Should I buy organic produce?
Is organic always better?
A hotly debated topic of scientists, nutritionists, and dietitians. The research is still out on whether organic varieties of fruits and veggies have more nutrients than conventionally grown versions. You can find numerous studies that support either side of the argument. We do know that organic farming tends to be more restorative and regenerative to the soil and safer for the environment. We also know that organic veggies tend to travel less distance after being picked, which means they have a smaller carbon footprint. Some will argue that since we can’t prove that organic foods are more nutrient-dense than their conventionally grown counterparts, then they aren’t worth the cost. However, it’s not just about getting more vitamins and nutrients out of it -it’s also about what you are excluding from your produce when you buy organic.
Do I have to buy organic?
When you choose organic fruits and veggies, you will be avoiding the synthetic fungicides, herbicides and pesticides that are common in conventional farming. Exposure to pesticides and herbicides is linked to increased cancer risks, respiratory issues, and cardiovascular disease. Herbicides fall into a category called Endocrine-Disrupting Chemicals (or EDC’s). These environmental pollutants are linked to diabetes, obesity and other metabolic disorders. These EDC’s can harm birds and bees as well as other wildlife. Although most fruits and veggies sold in the US have harmful chemicals on them, we still need to include them in our diet because they also provide us with important nourishment too. But how?
Making organic doable
Eating organic can be expensive and feel out of reach, especially with food costs on the rise. My favorite way to decide which fruit and veggies to buy is by checking out EWG’s yearly guides on the Dirty Dozen and the Clean Fifteen. The Environmental Working Group does independent testing on common fruits and veggies and ranks them by the number of herbicides and pesticides found on them. By doing this, they determine which produce carries the highest amount of toxins and which has the least amount. While creating your grocery list, prioritize purchasing organic versions of the foods on the Dirty Dozen list. If the budget doesn’t allow for all organic produce, you can opt for the conventionally grown versions of the foods on the Clean Fifteen list.

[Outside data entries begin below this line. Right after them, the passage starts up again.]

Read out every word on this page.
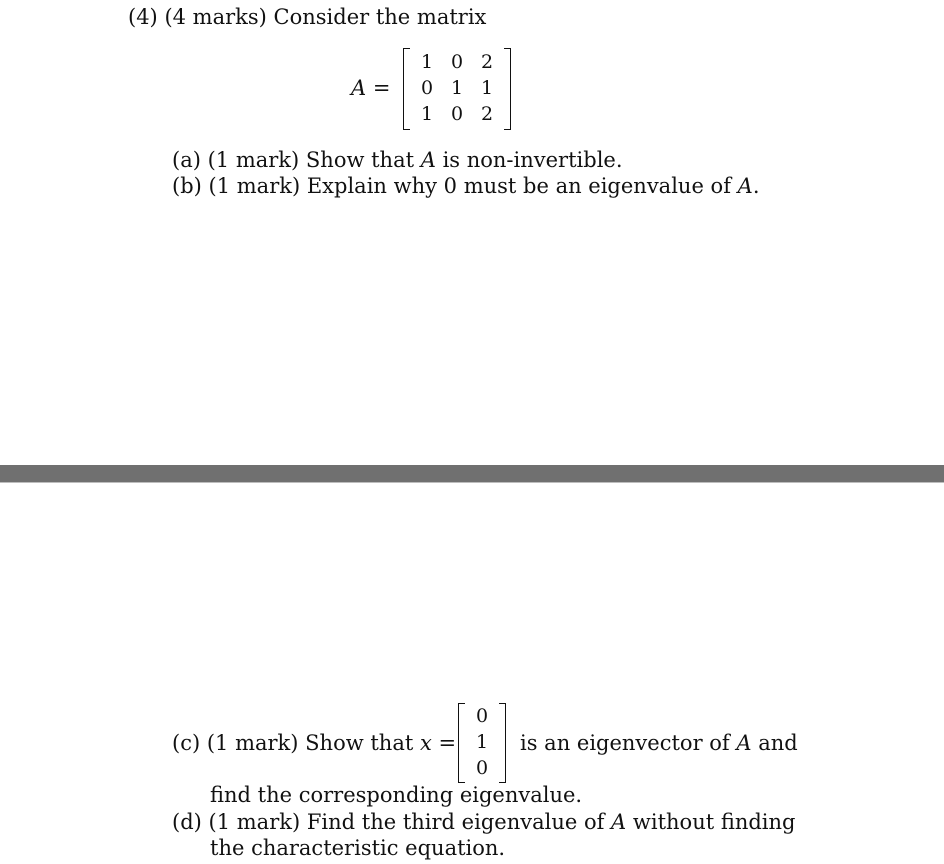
(4) (4 marks) Consider the matrix
A =
1 0 2
0 1 1
1 0 2
(a) (1 mark) Show that A is non-invertible.
(b) (1 mark) Explain why 0 must be an eigenvalue of A.
(c) (1 mark) Show that x =
0
1
0
is an eigenvector of A and
find the corresponding eigenvalue.
(d) (1 mark) Find the third eigenvalue of A without finding
the characteristic equation.
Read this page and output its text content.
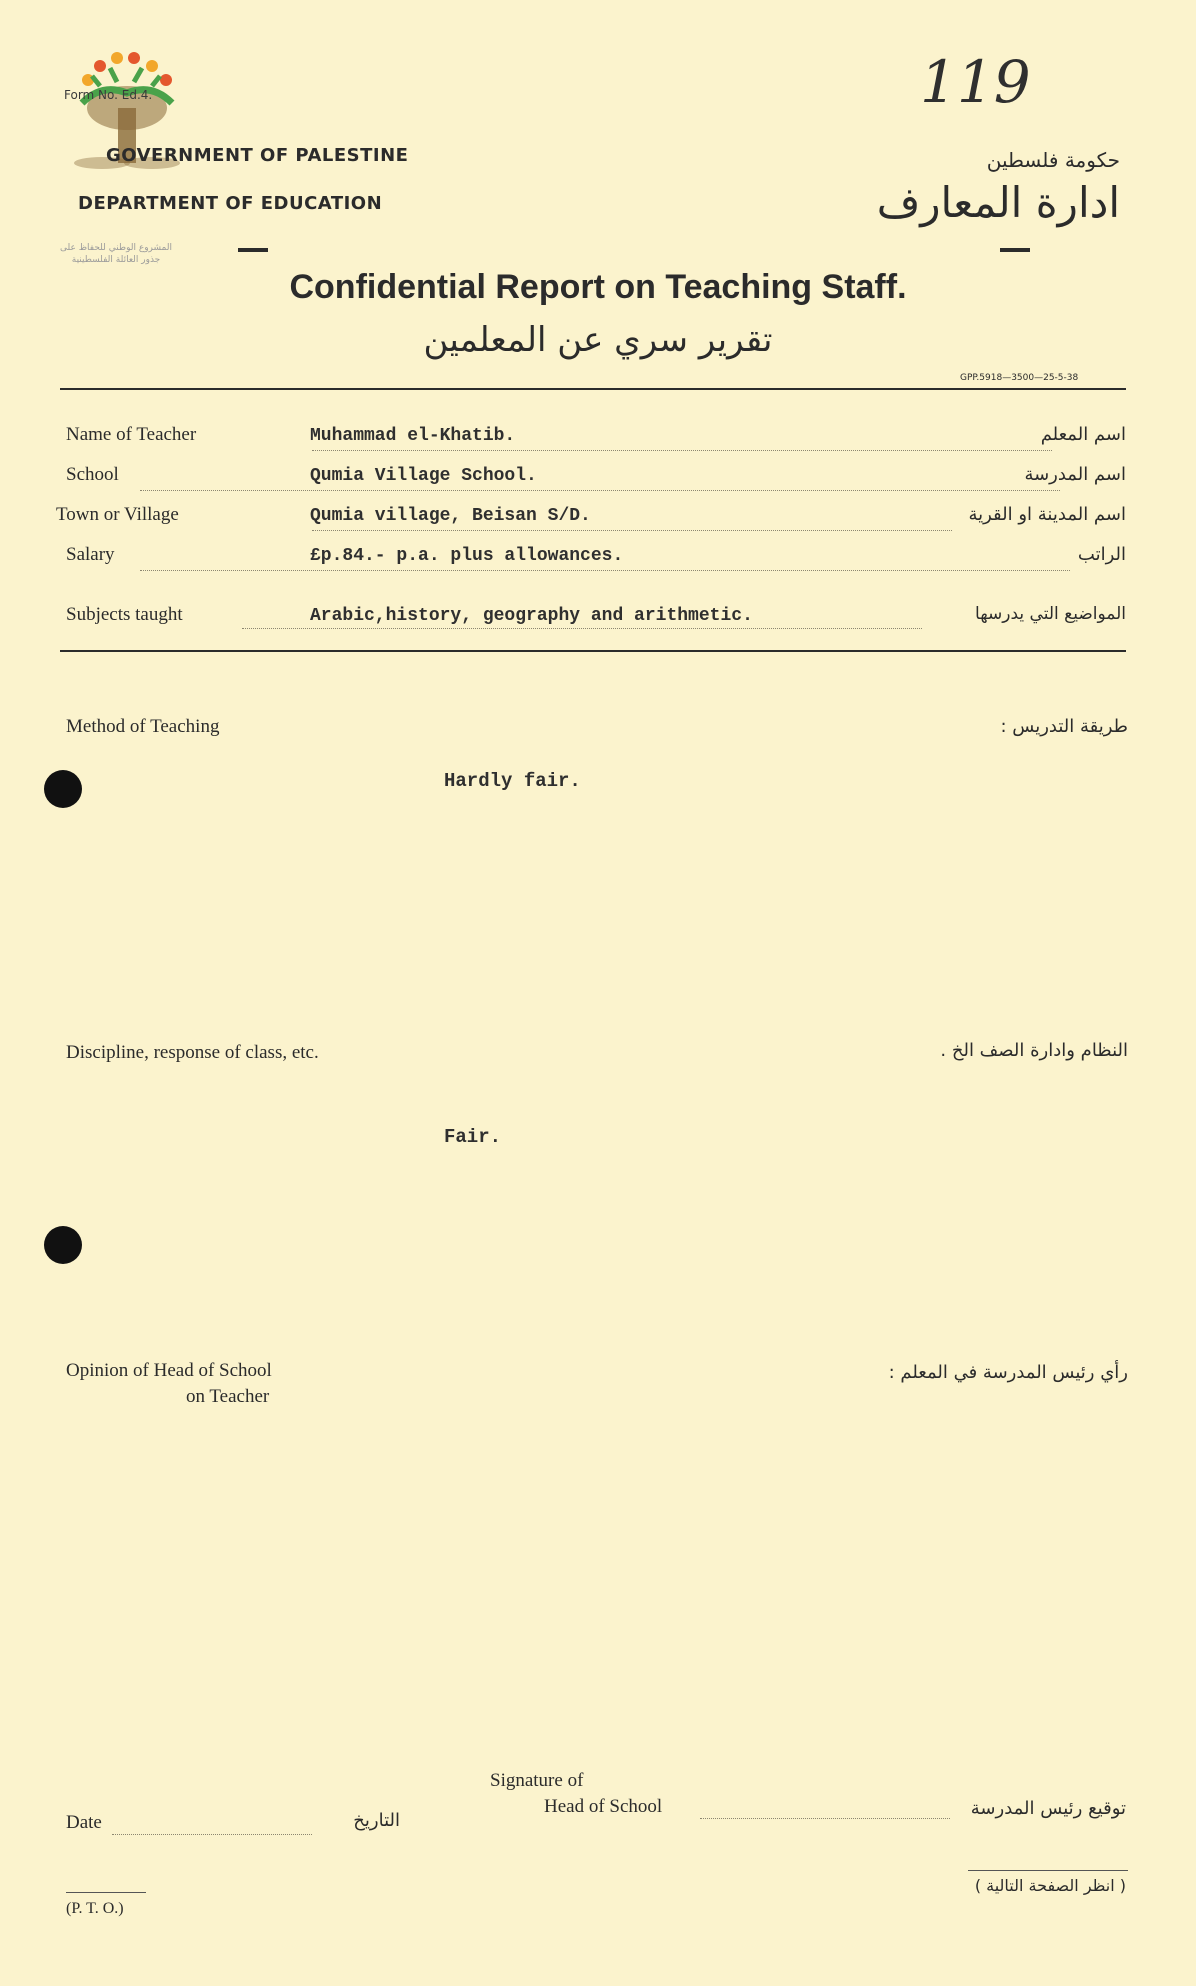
Form No. Ed.4.
المشروع الوطني للحفاظ على
جذور العائلة الفلسطينية
GOVERNMENT OF PALESTINE
DEPARTMENT OF EDUCATION
119
حكومة فلسطين
ادارة المعارف
Confidential Report on Teaching Staff.
تقرير سري عن المعلمين
GPP.5918—3500—25-5-38
Name of Teacher	Muhammad el-Khatib.	اسم المعلم
School	Qumia Village School.	اسم المدرسة
Town or Village	Qumia village, Beisan S/D.	اسم المدينة او القرية
Salary	£p.84.- p.a. plus allowances.	الراتب
Subjects taught	Arabic,history, geography and arithmetic.	المواضيع التي يدرسها
Method of Teaching	طريقة التدريس :
Hardly fair.
Discipline, response of class, etc.	النظام وادارة الصف الخ .
Fair.
Opinion of Head of School
on Teacher
رأي رئيس المدرسة في المعلم :
Date	التاريخ
Signature of
Head of School	توقيع رئيس المدرسة
(P. T. O.)
( انظر الصفحة التالية )
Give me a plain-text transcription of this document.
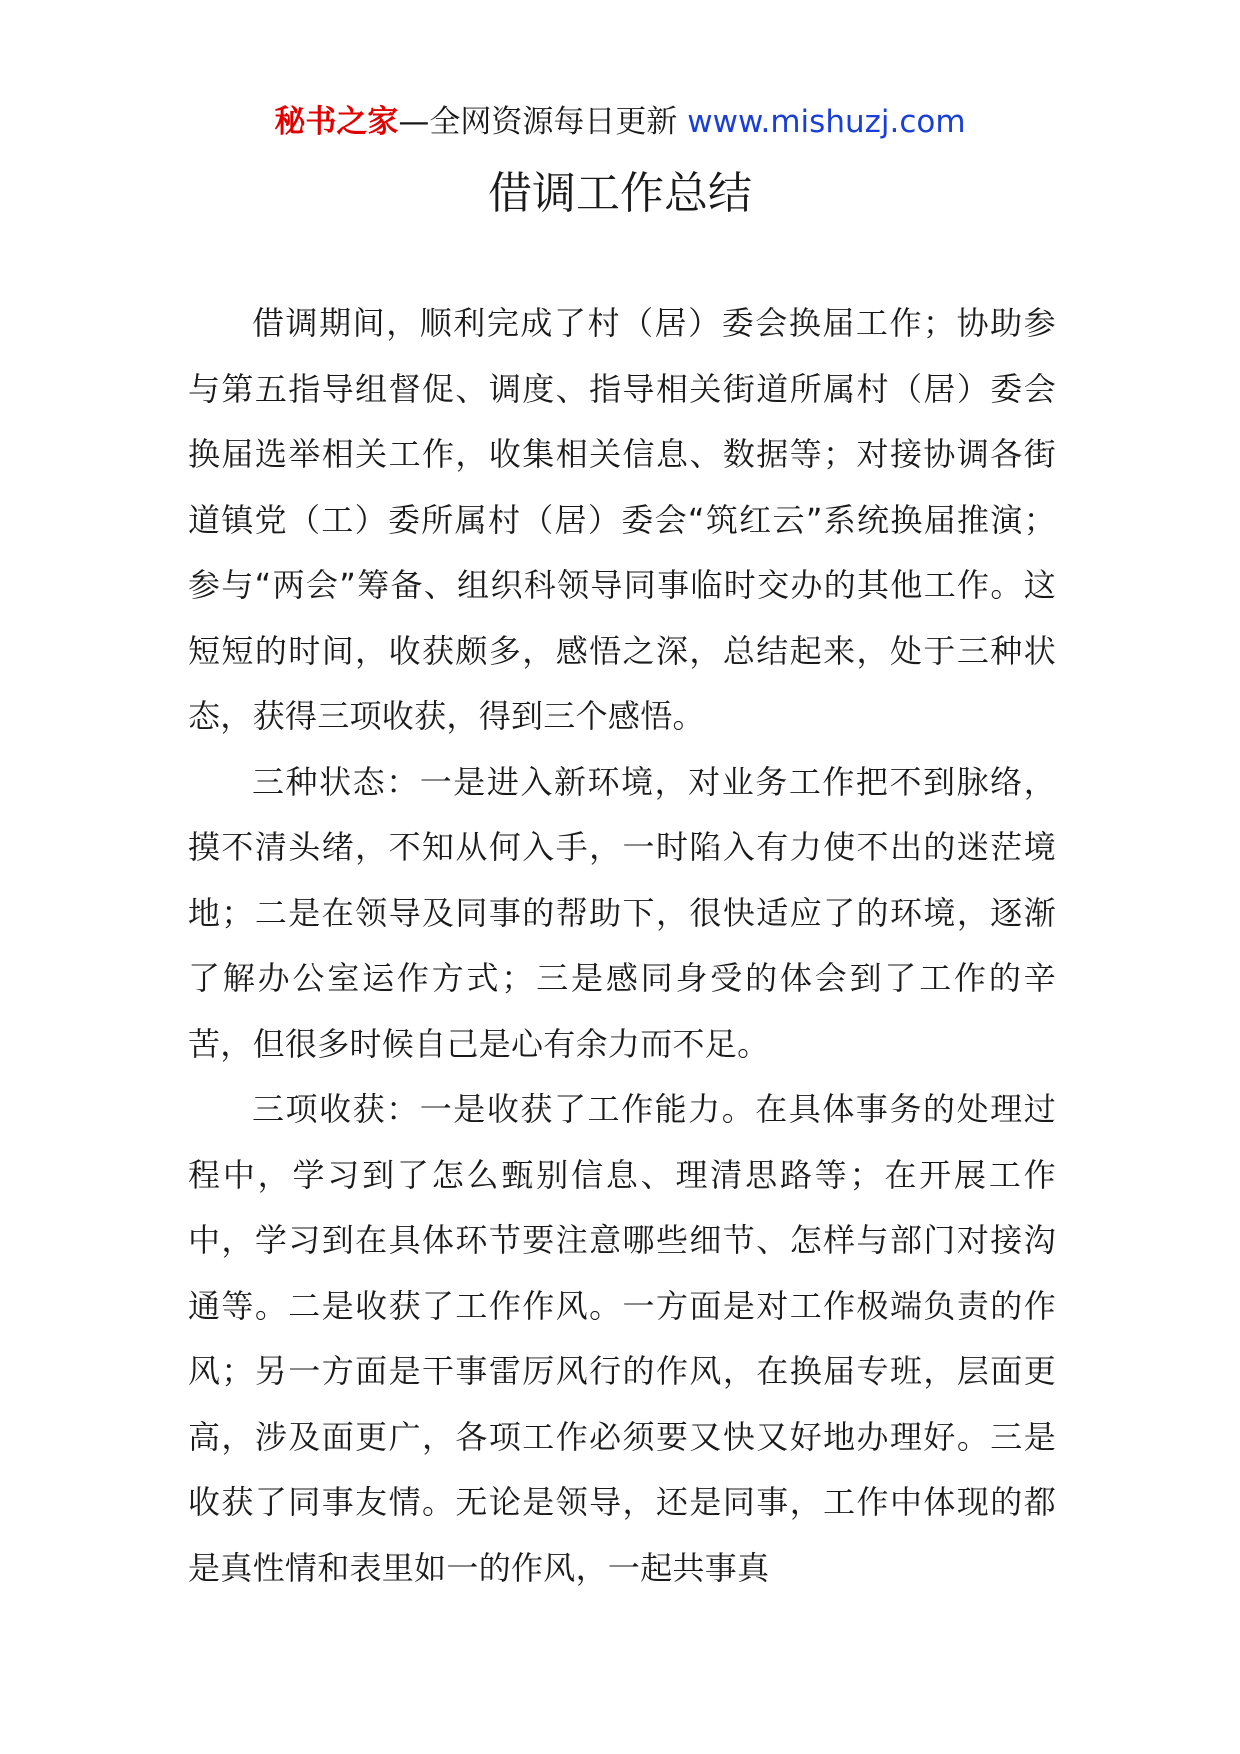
秘书之家—全网资源每日更新 www.mishuzj.com
借调工作总结

借调期间，顺利完成了村（居）委会换届工作；协助参与第五指导组督促、调度、指导相关街道所属村（居）委会换届选举相关工作，收集相关信息、数据等；对接协调各街道镇党（工）委所属村（居）委会“筑红云”系统换届推演；参与“两会”筹备、组织科领导同事临时交办的其他工作。这短短的时间，收获颇多，感悟之深，总结起来，处于三种状态，获得三项收获，得到三个感悟。

三种状态：一是进入新环境，对业务工作把不到脉络，摸不清头绪，不知从何入手，一时陷入有力使不出的迷茫境地；二是在领导及同事的帮助下，很快适应了的环境，逐渐了解办公室运作方式；三是感同身受的体会到了工作的辛苦，但很多时候自己是心有余力而不足。

三项收获：一是收获了工作能力。在具体事务的处理过程中，学习到了怎么甄别信息、理清思路等；在开展工作中，学习到在具体环节要注意哪些细节、怎样与部门对接沟通等。二是收获了工作作风。一方面是对工作极端负责的作风；另一方面是干事雷厉风行的作风，在换届专班，层面更高，涉及面更广，各项工作必须要又快又好地办理好。三是收获了同事友情。无论是领导，还是同事，工作中体现的都是真性情和表里如一的作风，一起共事真
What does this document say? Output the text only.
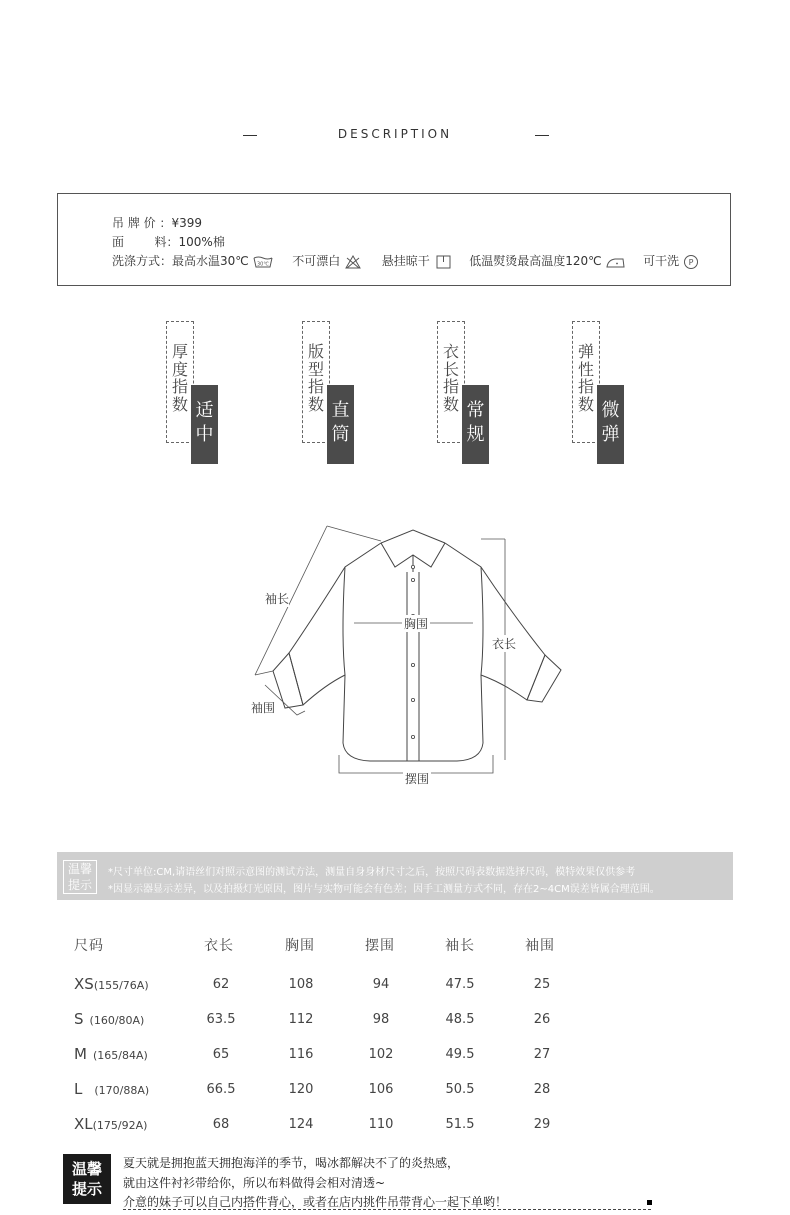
DESCRIPTION
吊 牌 价 ：¥399
面        料：100%棉
洗涤方式：最高水温30℃ 30℃ 不可漂白	悬挂晾干	低温熨烫最高温度120℃	可干洗 P
厚度指数 适中
版型指数 直筒
衣长指数 常规
弹性指数 微弹
袖长
胸围
衣长
袖围
摆围
温馨
提示
*尺寸单位:CM,请语丝们对照示意图的测试方法，测量自身身材尺寸之后，按照尺码表数据选择尺码，模特效果仅供参考
*因显示器显示差异，以及拍摄灯光原因，图片与实物可能会有色差；因手工测量方式不同，存在2~4CM误差皆属合理范围。
尺码	衣长	胸围	摆围	袖长	袖围
XS(155/76A)	62	108	94	47.5	25
S (160/80A)	63.5	112	98	48.5	26
M (165/84A)	65	116	102	49.5	27
L (170/88A)	66.5	120	106	50.5	28
XL(175/92A)	68	124	110	51.5	29
温馨
提示
夏天就是拥抱蓝天拥抱海洋的季节，喝冰都解决不了的炎热感，
就由这件衬衫带给你，所以布料做得会相对清透~
介意的妹子可以自己内搭件背心，或者在店内挑件吊带背心一起下单哟！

More strategies to get organic foods at a lower price
Pick frozen when you can.
This extends the life of your produce because you don’t have to worry about it going bad. Choosing frozen also gives you access to produce picked at its peak freshness. Prices on frozen foods tend to be more stable and affordable.
Many small-scale farmers use organic practices, but don’t choose to pursue the organic certification because it can be very pricey for a small operation. Don’t hesitate to ask! Most farmers love talking about what they do. The best way to access these local farms is to connect with them through a CSA -where you pay for a whole season of whatever they grew. Another way is to visit any local Farmer’s Markets. Many markets also have dollar matching for Supplemental Nutrition Assistance Program (SNAP).
Is organic always better? Yes and no (sorry for the non-answer). But, we hope that these words from a nutritionist can help guide you in at least a more informed direction. Be sure to save the infographics (above) to your phone and refer to them when making your grocery list or wandering around Fred Meyer’s.